Hippocampal neurogenesis is potentially implicated in etiology of depression and as the final common mechanism underlying antidepressant treatments. However, decreased neurogenesis has not been demonstrated in depressed patients and, in animals, reduced cytogenesis was shown in healthy rats exposed to stressors, but, so far, not in models of depression. Here we report that the number of BrdU positive cells in hippocampus was (1) significantly higher in a rat model of depression, the Flinders Sensitive Line (FSL) compared to control FRL, (2) increased in both FSL and FRL following maternal separation, (3) reduced by escitalopram treatment in maternally separated animals to the level found in non-separated animals. These results argue against the prevailing hypothesis that adult cytogenesis is reduced in depression and that the common mechanism underlying antidepressant treatments is to increase adult cytogenesis. The results also point to the importance of using a disease model and not healthy animals for testing effects of potential treatments for human depression and suggest other cellular mechanisms of action than those that had previously been proposed for escitalopram.
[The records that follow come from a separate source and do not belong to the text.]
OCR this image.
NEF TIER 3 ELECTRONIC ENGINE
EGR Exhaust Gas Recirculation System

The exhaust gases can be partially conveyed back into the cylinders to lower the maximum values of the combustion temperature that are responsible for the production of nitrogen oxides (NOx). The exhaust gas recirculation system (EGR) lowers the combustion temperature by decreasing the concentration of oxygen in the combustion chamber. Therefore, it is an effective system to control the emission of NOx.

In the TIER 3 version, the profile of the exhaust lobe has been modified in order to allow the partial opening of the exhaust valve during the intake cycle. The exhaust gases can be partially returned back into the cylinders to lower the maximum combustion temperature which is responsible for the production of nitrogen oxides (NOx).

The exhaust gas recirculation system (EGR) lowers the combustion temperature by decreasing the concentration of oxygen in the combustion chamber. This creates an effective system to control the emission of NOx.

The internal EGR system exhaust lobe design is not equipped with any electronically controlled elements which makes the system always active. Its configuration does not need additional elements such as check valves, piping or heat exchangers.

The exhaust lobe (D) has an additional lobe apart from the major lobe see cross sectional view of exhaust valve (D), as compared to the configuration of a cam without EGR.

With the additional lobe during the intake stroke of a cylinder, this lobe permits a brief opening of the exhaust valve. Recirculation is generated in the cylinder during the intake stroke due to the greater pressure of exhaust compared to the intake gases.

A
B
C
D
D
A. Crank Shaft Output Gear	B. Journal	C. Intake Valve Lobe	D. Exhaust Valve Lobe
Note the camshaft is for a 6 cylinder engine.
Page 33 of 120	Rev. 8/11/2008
海马神经发生可能与抑郁症的病因有关,并作为抗抑郁治疗的最终共同机制。然而,抑郁症患者中尚未证实神经发生减少,在动物中,暴露于应激源的健康大鼠显示细胞生成减少,但迄今为止,在抑郁症模型中尚未发现。在这里,我们报告,与对照FRL相比,抑郁症大鼠模型弗林德斯敏感系(FSL)海马中BrdU阳性细胞的数量(1)显著更高,(2)母婴分离后FSL和FRL中的数量均增加,(3)在母婴分离的动物中,艾司西酞普兰治疗使其数量减少至未分离动物中的水平。这些结果与普遍的假设相悖,即抑郁症中成年细胞生成减少,抗抑郁治疗的共同机制是增加成年细胞生成。结果还指出了使用疾病模型而非健康动物来测试潜在治疗对人类抑郁症影响的重要性,并提示了与先前提出的艾司西酞普兰作用机制不同的其他细胞作用机制。